If you get scared when you go skydiving, perhaps a good way to cope is to team up with someone who feels the same. A new study suggests sharing your feelings of stress with someone having a similar emotional reaction to the same situation reduces levels of stress more than sharing them with someone who is not.

Study leader Sarah Townsend, assistant professor of management and organization at the University of Southern California Marshall School of Business in Los Angeles, says their findings could be helpful for people experiencing stress at work:

“For instance, when you’re putting together an important presentation or working on a high-stakes project, these are situations that can be threatening and you may experience heightened stress. But talking with a colleague who shares your emotional state can help decrease this stress.”

She and her colleagues invited 52 female undergraduates to take part in a study on public speaking where they had to prepare and give a speech that would be recorded on video.

Before giving their speeches, the participants were placed in pairs and encouraged to discuss with each other how they felt about the situation.

The researchers measured the participants’ emotional states, and how threatening they perceived giving a speech to be. They also took measures of the stress hormone cortisol, before, during and after the speeches.

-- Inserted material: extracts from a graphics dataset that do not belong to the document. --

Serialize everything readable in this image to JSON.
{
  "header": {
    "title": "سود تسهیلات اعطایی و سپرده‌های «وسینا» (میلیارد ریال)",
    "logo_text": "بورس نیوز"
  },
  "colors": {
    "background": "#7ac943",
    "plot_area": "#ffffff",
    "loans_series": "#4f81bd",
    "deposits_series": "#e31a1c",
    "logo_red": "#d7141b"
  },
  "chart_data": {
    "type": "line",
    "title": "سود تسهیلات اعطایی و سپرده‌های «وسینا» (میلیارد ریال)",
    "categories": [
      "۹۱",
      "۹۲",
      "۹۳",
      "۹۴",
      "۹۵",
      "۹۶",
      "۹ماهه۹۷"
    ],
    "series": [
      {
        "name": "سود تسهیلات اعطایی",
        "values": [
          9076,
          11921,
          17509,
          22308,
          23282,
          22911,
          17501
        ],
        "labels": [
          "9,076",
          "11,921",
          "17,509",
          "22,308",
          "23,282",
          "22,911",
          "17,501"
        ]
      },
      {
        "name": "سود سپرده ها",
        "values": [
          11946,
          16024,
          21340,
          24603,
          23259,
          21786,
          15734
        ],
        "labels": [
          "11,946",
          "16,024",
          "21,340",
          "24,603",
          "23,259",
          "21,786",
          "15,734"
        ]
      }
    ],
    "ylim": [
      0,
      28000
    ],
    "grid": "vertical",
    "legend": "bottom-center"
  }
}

The results, write the authors, “show that sharing a threatening situation with a person who is in a similar emotional state, in terms of her overall emotional profile, buffers individuals from experiencing the heightened levels of stress that typically accompany threat.”

Confirming our hypotheses, greater initial dyadic emotional similarity was associated with a reduced cortisol response and lower reported stress among participants who feared public speaking.”

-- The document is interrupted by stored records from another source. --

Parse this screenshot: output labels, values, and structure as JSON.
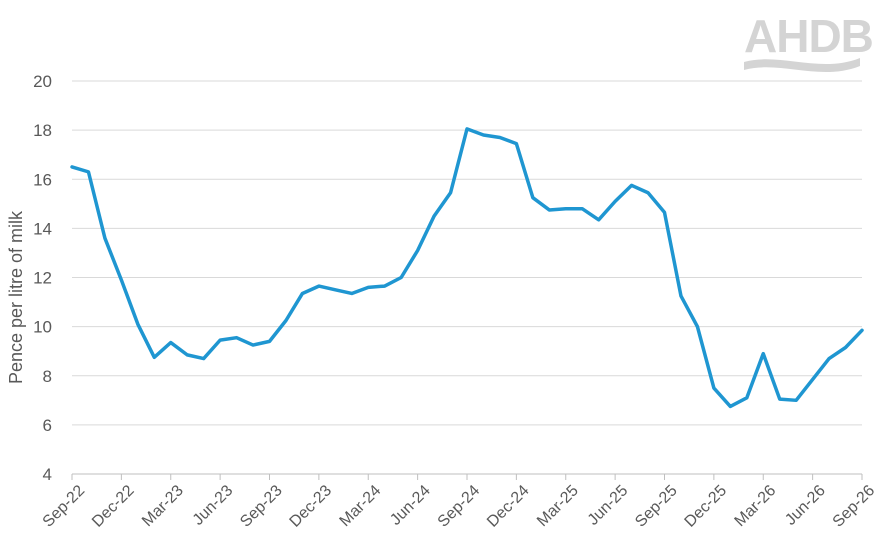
{
  "logo": {
    "text": "AHDB"
  },
  "chart_data": {
    "type": "line",
    "title": "",
    "xlabel": "",
    "ylabel": "Pence per litre of milk",
    "ylim": [
      4,
      20
    ],
    "yticks": [
      4,
      6,
      8,
      10,
      12,
      14,
      16,
      18,
      20
    ],
    "grid": true,
    "x_tick_labels": [
      "Sep-22",
      "Dec-22",
      "Mar-23",
      "Jun-23",
      "Sep-23",
      "Dec-23",
      "Mar-24",
      "Jun-24",
      "Sep-24",
      "Dec-24",
      "Mar-25",
      "Jun-25",
      "Sep-25",
      "Dec-25",
      "Mar-26",
      "Jun-26",
      "Sep-26"
    ],
    "x": [
      "Sep-22",
      "Oct-22",
      "Nov-22",
      "Dec-22",
      "Jan-23",
      "Feb-23",
      "Mar-23",
      "Apr-23",
      "May-23",
      "Jun-23",
      "Jul-23",
      "Aug-23",
      "Sep-23",
      "Oct-23",
      "Nov-23",
      "Dec-23",
      "Jan-24",
      "Feb-24",
      "Mar-24",
      "Apr-24",
      "May-24",
      "Jun-24",
      "Jul-24",
      "Aug-24",
      "Sep-24",
      "Oct-24",
      "Nov-24",
      "Dec-24",
      "Jan-25",
      "Feb-25",
      "Mar-25",
      "Apr-25",
      "May-25",
      "Jun-25",
      "Jul-25",
      "Aug-25",
      "Sep-25",
      "Oct-25",
      "Nov-25",
      "Dec-25",
      "Jan-26",
      "Feb-26",
      "Mar-26",
      "Apr-26",
      "May-26",
      "Jun-26",
      "Jul-26",
      "Aug-26",
      "Sep-26"
    ],
    "series": [
      {
        "color": "#1f96d1",
        "values": [
          16.5,
          16.3,
          13.6,
          11.9,
          10.1,
          8.75,
          9.35,
          8.85,
          8.7,
          9.45,
          9.55,
          9.25,
          9.4,
          10.25,
          11.35,
          11.65,
          11.5,
          11.35,
          11.6,
          11.65,
          12.0,
          13.1,
          14.5,
          15.45,
          18.05,
          17.8,
          17.7,
          17.45,
          15.25,
          14.75,
          14.8,
          14.8,
          14.35,
          15.1,
          15.75,
          15.45,
          14.65,
          11.25,
          10.0,
          7.5,
          6.75,
          7.1,
          8.9,
          7.05,
          7.0,
          7.85,
          8.7,
          9.15,
          9.85
        ]
      }
    ]
  }
}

In other words, says Prof. Townsend, imagine you are facing a stressful situation at work, perhaps an important project with a lot riding on it, then interacting with a co-worker with “a similar emotional profile can help reduce your experience of stress.”

Prof. Townsend now wants to extend the scope of the research to look at how developing emotional similarity might help people from different cultural backgrounds who have to work together, for example as employees or students.

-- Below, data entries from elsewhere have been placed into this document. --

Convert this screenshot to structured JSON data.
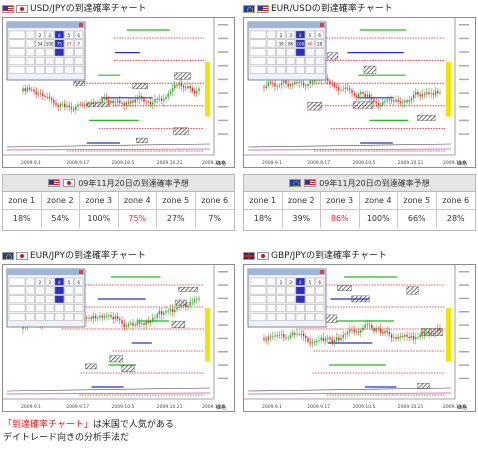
{
  "panels": [
    {
      "title": "USD/JPYの到達確率チャート",
      "flags": [
        "us",
        "jp"
      ],
      "window": {
        "rows": [
          [
            "",
            "2",
            "3",
            "4",
            "5",
            "6"
          ],
          [
            "",
            "54",
            "100",
            "75",
            "27",
            "7"
          ],
          [
            "",
            "",
            "",
            "",
            "",
            ""
          ],
          [
            "",
            "",
            "",
            "",
            "",
            ""
          ],
          [
            "",
            "",
            "",
            "",
            "",
            ""
          ]
        ]
      },
      "x_labels": [
        "2009.9.1",
        "2009.9.17",
        "2009.10.5",
        "2009.10.21",
        "2009.11.6"
      ],
      "axis_right": "価格"
    },
    {
      "title": "EUR/USDの到達確率チャート",
      "flags": [
        "eu",
        "us"
      ],
      "window": {
        "rows": [
          [
            "",
            "2",
            "3",
            "4",
            "5",
            "6"
          ],
          [
            "",
            "39",
            "86",
            "100",
            "66",
            "28"
          ],
          [
            "",
            "",
            "",
            "",
            "",
            ""
          ],
          [
            "",
            "",
            "",
            "",
            "",
            ""
          ],
          [
            "",
            "",
            "",
            "",
            "",
            ""
          ]
        ]
      },
      "x_labels": [
        "2009.9.1",
        "2009.9.17",
        "2009.10.5",
        "2009.10.21",
        "2009.11.6"
      ],
      "axis_right": "価格"
    },
    {
      "title": "EUR/JPYの到達確率チャート",
      "flags": [
        "eu",
        "jp"
      ],
      "window": {
        "rows": [
          [
            "",
            "2",
            "3",
            "4",
            "5",
            "6"
          ],
          [
            "",
            "",
            "",
            "",
            "",
            ""
          ],
          [
            "",
            "",
            "",
            "",
            "",
            ""
          ],
          [
            "",
            "",
            "",
            "",
            "",
            ""
          ],
          [
            "",
            "",
            "",
            "",
            "",
            ""
          ]
        ]
      },
      "x_labels": [
        "2009.9.1",
        "2009.9.17",
        "2009.10.5",
        "2009.10.21",
        "2009.11.6"
      ],
      "axis_right": "価格"
    },
    {
      "title": "GBP/JPYの到達確率チャート",
      "flags": [
        "gb",
        "jp"
      ],
      "window": {
        "rows": [
          [
            "",
            "2",
            "3",
            "4",
            "5",
            "6"
          ],
          [
            "",
            "",
            "",
            "",
            "",
            ""
          ],
          [
            "",
            "",
            "",
            "",
            "",
            ""
          ],
          [
            "",
            "",
            "",
            "",
            "",
            ""
          ],
          [
            "",
            "",
            "",
            "",
            "",
            ""
          ]
        ]
      },
      "x_labels": [
        "2009.9.1",
        "2009.9.17",
        "2009.10.5",
        "2009.10.21",
        "2009.11.6"
      ],
      "axis_right": "価格"
    }
  ],
  "forecasts": [
    {
      "title": "09年11月20日の到達確率予想",
      "flags": [
        "us",
        "jp"
      ],
      "zones": [
        "zone 1",
        "zone 2",
        "zone 3",
        "zone 4",
        "zone 5",
        "zone 6"
      ],
      "values": [
        "18%",
        "54%",
        "100%",
        "75%",
        "27%",
        "7%"
      ],
      "highlight_index": 3
    },
    {
      "title": "09年11月20日の到達確率予想",
      "flags": [
        "eu",
        "us"
      ],
      "zones": [
        "zone 1",
        "zone 2",
        "zone 3",
        "zone 4",
        "zone 5",
        "zone 6"
      ],
      "values": [
        "18%",
        "39%",
        "86%",
        "100%",
        "66%",
        "28%"
      ],
      "highlight_index": 2
    }
  ],
  "caption": {
    "highlight": "「到達確率チャート」",
    "line1_rest": "は米国で人気がある",
    "line2": "デイトレード向きの分析手法だ"
  },
  "colors": {
    "accent_red": "#e02a2a",
    "caption_red": "#d81a1a",
    "header_gray": "#e6e6e6",
    "candle_up": "#2ca02c",
    "candle_down": "#d62828",
    "zone_blue": "#2233cc",
    "zone_green": "#22bb22",
    "zone_yellow": "#f2e600",
    "zone_red_dotted": "#e02020",
    "overlay_window": "#dfe8f4"
  }
}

She also urges professionals to think about the importance of emotional similarity and consider questions like: “How do we get people to be more similar? What can you do to generate this emotional similarity with a co-worker? Or, as a manager, how can you encourage emotional similarity among your team?”

Researchers who spoke recently at a conference of the British Psychological Society urged employers to take note of the importance of emotion at work. They said employers who offer schemes that support workers’ well-being outside the workplace may reap benefits during working hours.